I am learning to use the Java API to TileDB-VCF to read data from a TileDB vcf database. Using examples from the test code, I am able to read data from the data array. Is there a way to use the Java API to get a list of sample names and get the headers for them? Alternatively, is it possible to use TileDB-Java to get that information?
Hi @pjbradbury,
Here is the code showcasing how you can use TileDB-Java to get a list of sample names and their headers.
Please let us know if you have any further questions.

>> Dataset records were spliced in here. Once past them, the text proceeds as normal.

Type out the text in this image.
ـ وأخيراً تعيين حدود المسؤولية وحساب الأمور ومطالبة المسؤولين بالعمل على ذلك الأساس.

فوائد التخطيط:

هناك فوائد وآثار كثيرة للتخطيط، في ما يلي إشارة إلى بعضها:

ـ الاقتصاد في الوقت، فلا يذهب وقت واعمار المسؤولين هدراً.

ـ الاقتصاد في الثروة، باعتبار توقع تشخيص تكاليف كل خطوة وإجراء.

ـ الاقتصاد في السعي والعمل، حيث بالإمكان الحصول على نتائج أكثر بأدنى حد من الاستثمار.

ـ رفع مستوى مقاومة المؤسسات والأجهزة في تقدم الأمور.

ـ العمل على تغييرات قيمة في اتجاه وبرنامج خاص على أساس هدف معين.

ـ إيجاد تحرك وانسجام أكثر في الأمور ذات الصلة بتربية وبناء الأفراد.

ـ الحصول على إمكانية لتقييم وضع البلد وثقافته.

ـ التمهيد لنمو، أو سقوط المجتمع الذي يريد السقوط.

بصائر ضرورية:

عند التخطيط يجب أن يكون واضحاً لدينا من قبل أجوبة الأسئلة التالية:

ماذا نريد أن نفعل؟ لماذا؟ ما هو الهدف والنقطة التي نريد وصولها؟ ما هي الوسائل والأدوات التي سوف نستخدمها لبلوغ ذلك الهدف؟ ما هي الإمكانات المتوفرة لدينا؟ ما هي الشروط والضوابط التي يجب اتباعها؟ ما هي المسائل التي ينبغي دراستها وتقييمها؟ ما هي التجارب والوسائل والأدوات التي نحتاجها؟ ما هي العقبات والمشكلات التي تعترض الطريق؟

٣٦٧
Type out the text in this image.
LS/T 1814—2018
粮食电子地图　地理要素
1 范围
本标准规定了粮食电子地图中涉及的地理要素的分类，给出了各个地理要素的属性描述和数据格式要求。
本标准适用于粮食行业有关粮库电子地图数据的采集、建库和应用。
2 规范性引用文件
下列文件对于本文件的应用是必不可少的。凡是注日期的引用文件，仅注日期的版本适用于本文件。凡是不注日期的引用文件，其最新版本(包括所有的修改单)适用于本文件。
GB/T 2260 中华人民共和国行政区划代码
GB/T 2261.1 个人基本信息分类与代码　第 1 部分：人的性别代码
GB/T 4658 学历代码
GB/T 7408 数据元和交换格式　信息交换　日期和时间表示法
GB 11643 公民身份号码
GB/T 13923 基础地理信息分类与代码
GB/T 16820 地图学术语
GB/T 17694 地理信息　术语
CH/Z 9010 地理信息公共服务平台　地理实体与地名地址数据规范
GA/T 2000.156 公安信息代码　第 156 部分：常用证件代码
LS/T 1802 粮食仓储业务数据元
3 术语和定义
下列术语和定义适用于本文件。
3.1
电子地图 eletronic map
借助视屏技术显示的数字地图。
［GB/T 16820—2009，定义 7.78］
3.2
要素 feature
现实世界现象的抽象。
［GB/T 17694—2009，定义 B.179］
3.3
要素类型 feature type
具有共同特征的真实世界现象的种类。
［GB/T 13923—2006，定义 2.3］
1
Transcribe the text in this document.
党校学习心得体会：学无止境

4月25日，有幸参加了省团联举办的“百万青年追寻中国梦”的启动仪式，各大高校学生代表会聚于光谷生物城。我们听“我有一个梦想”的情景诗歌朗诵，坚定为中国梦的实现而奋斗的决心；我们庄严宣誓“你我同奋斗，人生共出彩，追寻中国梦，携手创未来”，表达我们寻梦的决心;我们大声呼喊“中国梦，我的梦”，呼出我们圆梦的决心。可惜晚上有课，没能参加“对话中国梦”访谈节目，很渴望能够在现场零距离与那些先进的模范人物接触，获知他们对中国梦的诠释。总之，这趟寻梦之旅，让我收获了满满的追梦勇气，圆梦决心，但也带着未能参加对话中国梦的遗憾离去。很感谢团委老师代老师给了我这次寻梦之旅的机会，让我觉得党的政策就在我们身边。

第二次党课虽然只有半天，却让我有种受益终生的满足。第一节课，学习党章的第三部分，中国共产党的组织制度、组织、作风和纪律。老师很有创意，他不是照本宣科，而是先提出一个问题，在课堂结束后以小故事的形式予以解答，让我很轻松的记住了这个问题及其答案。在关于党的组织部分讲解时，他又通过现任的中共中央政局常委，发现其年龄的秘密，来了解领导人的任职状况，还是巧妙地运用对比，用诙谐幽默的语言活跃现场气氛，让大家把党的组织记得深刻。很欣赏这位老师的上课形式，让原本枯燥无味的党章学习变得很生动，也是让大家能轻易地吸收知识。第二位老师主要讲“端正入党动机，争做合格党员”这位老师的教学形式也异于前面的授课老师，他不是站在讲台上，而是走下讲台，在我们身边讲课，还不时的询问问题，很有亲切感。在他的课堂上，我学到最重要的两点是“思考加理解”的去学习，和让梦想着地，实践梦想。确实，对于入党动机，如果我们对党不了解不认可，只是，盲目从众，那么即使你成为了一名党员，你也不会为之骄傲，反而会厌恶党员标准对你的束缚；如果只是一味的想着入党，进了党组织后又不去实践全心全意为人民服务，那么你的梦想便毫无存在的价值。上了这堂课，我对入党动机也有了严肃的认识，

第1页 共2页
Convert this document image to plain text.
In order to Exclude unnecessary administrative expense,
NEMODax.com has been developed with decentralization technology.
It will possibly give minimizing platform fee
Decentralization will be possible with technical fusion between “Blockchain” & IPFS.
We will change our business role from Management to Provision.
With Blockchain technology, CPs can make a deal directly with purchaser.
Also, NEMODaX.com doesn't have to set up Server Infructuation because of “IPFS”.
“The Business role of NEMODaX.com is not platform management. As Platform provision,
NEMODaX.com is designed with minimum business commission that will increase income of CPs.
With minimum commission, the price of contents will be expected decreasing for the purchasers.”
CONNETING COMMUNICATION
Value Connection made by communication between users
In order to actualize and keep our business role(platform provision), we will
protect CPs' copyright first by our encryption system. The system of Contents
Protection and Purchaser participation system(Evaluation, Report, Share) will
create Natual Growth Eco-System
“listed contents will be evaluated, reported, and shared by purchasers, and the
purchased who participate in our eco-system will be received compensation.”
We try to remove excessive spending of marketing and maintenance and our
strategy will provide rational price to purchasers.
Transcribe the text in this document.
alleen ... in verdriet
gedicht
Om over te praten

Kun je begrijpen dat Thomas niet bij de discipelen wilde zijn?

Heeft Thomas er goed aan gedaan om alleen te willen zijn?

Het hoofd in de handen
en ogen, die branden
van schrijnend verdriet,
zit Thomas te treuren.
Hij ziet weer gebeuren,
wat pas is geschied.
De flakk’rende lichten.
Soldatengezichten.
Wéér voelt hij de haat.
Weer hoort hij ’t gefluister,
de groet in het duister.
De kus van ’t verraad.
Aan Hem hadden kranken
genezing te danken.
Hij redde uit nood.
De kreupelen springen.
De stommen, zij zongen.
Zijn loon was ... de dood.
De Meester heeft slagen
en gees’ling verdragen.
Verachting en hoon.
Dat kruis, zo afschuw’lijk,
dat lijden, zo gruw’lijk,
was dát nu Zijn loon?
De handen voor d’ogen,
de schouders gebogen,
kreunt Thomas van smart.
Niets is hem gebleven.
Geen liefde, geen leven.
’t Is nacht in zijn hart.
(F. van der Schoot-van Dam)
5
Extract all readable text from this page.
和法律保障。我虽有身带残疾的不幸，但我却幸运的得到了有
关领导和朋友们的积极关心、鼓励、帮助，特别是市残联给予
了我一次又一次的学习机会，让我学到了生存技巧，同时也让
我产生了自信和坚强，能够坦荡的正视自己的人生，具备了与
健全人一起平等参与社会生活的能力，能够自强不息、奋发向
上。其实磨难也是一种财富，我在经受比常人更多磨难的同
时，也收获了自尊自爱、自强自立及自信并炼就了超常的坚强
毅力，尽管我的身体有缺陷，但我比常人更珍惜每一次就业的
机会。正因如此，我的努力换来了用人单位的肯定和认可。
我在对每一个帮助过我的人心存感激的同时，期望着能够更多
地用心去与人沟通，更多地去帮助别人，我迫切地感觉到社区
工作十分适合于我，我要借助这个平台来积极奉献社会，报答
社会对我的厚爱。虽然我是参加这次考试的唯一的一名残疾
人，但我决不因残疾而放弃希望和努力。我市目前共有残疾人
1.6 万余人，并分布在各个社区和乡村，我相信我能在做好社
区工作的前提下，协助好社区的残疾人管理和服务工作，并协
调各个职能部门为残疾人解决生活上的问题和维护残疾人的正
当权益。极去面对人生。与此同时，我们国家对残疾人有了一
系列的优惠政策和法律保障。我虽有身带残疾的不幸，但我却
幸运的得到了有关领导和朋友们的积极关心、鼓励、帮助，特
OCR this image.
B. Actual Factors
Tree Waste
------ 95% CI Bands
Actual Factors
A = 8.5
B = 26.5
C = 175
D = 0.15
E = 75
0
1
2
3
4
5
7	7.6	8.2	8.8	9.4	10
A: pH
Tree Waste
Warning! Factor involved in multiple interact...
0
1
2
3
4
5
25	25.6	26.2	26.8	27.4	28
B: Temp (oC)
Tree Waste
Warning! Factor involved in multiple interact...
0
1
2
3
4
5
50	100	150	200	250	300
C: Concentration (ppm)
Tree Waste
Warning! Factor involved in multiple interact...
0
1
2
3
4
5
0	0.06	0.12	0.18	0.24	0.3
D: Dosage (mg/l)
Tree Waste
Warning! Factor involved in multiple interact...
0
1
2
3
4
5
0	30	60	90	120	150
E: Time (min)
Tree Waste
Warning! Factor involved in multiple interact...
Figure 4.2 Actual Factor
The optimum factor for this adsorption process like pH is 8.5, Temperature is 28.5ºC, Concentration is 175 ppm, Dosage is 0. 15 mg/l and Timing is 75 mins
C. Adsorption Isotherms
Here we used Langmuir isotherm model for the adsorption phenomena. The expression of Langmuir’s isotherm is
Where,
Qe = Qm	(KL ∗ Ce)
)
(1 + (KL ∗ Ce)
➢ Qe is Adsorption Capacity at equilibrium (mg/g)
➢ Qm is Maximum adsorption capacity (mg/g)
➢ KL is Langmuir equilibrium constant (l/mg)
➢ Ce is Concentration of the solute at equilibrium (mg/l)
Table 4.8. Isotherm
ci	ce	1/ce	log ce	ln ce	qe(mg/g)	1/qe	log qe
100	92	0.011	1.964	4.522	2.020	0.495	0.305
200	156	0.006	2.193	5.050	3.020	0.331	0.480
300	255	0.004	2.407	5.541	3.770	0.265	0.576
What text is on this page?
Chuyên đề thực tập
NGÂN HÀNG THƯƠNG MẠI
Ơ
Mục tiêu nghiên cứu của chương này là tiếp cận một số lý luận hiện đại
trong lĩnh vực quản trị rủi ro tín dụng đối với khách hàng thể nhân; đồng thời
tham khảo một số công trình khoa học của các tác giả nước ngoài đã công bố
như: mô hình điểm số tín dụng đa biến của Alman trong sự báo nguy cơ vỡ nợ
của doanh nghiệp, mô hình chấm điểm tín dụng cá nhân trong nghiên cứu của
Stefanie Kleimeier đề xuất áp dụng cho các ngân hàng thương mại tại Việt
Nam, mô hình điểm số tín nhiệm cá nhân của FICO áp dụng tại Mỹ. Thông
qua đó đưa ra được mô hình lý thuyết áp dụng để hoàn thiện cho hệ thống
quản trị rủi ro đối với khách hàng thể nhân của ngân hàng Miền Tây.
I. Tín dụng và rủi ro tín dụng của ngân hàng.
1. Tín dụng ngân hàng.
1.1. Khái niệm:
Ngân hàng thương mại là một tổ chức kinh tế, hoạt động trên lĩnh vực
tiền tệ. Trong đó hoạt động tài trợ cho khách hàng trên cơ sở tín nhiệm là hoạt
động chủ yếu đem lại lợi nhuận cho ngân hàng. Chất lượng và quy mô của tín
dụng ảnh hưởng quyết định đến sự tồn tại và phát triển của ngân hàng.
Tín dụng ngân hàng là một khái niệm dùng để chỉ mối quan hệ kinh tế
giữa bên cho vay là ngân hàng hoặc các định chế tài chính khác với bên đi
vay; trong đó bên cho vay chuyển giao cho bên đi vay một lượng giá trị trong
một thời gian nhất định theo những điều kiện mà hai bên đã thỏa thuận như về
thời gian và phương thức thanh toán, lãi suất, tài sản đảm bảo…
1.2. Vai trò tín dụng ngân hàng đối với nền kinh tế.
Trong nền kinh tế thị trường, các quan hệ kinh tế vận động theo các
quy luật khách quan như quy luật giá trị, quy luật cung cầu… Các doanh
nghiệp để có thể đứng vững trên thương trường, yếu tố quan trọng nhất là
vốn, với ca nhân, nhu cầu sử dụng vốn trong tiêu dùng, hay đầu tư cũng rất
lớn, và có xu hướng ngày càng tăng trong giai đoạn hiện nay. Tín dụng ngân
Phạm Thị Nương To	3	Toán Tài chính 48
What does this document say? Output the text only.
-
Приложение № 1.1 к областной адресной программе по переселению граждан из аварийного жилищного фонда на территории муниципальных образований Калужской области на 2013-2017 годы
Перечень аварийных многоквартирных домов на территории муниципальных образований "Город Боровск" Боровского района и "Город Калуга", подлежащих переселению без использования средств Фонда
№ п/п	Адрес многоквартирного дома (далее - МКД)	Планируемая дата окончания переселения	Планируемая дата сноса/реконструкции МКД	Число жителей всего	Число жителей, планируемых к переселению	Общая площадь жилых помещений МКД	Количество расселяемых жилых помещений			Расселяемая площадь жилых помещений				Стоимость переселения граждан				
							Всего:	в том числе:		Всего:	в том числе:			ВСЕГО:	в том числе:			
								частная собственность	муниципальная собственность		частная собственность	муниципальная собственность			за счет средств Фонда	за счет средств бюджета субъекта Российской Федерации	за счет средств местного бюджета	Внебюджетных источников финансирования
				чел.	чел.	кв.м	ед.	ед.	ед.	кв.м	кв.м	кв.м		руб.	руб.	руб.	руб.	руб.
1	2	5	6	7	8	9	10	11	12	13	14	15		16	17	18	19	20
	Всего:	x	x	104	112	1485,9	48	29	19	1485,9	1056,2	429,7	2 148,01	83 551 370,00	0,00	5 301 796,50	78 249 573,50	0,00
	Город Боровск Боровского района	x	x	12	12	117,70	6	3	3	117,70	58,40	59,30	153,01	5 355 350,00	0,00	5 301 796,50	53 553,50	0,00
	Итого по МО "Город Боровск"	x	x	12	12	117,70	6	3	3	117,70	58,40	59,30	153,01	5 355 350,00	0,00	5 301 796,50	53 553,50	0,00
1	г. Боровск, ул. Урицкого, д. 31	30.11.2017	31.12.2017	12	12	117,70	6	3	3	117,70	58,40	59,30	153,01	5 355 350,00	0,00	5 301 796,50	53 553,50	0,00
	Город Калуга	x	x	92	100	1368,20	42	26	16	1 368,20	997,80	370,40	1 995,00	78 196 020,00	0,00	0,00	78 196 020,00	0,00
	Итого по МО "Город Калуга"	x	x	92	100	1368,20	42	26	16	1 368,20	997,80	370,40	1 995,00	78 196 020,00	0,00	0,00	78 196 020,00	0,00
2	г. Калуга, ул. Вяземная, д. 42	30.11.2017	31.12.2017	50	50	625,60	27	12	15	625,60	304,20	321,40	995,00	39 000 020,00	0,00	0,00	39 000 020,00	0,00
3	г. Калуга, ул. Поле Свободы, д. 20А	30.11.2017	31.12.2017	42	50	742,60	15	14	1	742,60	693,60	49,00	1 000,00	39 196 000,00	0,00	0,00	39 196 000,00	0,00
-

public ArrayList<String> getSamples() throws TileDBError {
// Open array
Context context = new Context();
Array array = new Array(context, URIString("vcf_headers"), TILEDB_READ);
Query query = new Query(array, TILEDB_READ);
// alloc buffers
int bufferSize = 10000;
allocBuffers(query, context, bufferSize, "sample", TILEDB_STRING_ASCII);
byte[] data;
long[] offsets;
ArrayList<String> samples = new ArrayList<>();
// submit query
do {
query.submit();
data = (byte[]) query.getBuffer("sample");
offsets = query.getOffsetsBuffer("sample");
addSamplesToResult(samples, offsets, data);
if (data.length == 0 && query.getQueryStatus() == QueryStatus.TILEDB_INCOMPLETE) {
// if buffer size is small increase the size by a factor of 2
allocBuffers(query, context, 2 * bufferSize, "sample", TILEDB_STRING_ASCII);
}
} while (query.getQueryStatus() == QueryStatus.TILEDB_INCOMPLETE); // run until query complete
context.close();
array.close();
query.close();
return samples;
}
/**
* @param samples The sample name to get the header of
*/
public String getHeader(String sample) throws TileDBError {
// open array
Context context = new Context();
Array array = new Array(context, URIString("vcf_headers"), TILEDB_READ);
// slice on a specific sample
SubArray subArray = new SubArray(ctx, array);
subArray.addRangeVar(0, sample, sample);
Query query = new Query(array, TILEDB_READ);
query.setSubarray(subArray);
// alloc buffers
int bufferSize = 1000000;
allocBuffers(query, context, bufferSize, "header", TILEDB_CHAR);
byte[] data;
long[] offsets;
String[] headerBatch;
// submit query
do {
query.submit();
data = (byte[]) query.getBuffer("header");
if (data.length == 0 && query.getQueryStatus() == QueryStatus.TILEDB_INCOMPLETE) {
// if buffer size is small increase the size by a factor of 2
bufferSize = bufferSize * 2;
allocBuffers(query, context, bufferSize, "header", TILEDB_CHAR);
}
} while (query.getQueryStatus() == QueryStatus.TILEDB_INCOMPLETE); // run until query complete
context.close();
array.close();
query.close();
return new String(data);
}
// ==================================== Helper methods ====================================
/**
* Adds a batch of samples to the given arraylist
* @param samples The arraylist that contains all samples
* @param offsets the batch offsets
* @param data the batch data
*/
private void addSamplesToResult(ArrayList samples, long[] offsets, byte[] data) {
int start = 0, end;
// Convert bytes to string array
for (int i = 0; i < offsets.length; ++i) {
if (i < offsets.length - 1) {
end = (int) offsets[i + 1];
samples.add(new String(Arrays.copyOfRange(data, start, end)));
start = end;
} else {
end = data.length;
samples.add(new String(Arrays.copyOfRange(data, start, end)));
}
}
}
/**
* Allocate buffers
* @param query The query
* @param context The context
* @param bufferSize The buffer size to allocate
* @param bufferName The name of the attribute/dimension to be read
* @param datatype The datatype of the attribute/dimension
*/
private void allocBuffers(Query query, Context context, int bufferSize, String bufferName, Datatype datatype) {
try {
query.setDataBuffer(bufferName, new NativeArray(context, bufferSize, datatype));
query.setOffsetsBuffer(bufferName, new NativeArray(context, bufferSize, TILEDB_UINT64));
} catch (TileDBError e) {
throw new RuntimeException(e);
}
}
private String URIString(String arrayName) {
Path arraysPath = Paths.get(arrayName);
return "file://".concat(arraysPath.toAbsolutePath().toString());
}
Best,
Dimitris
Thanks! I have it working.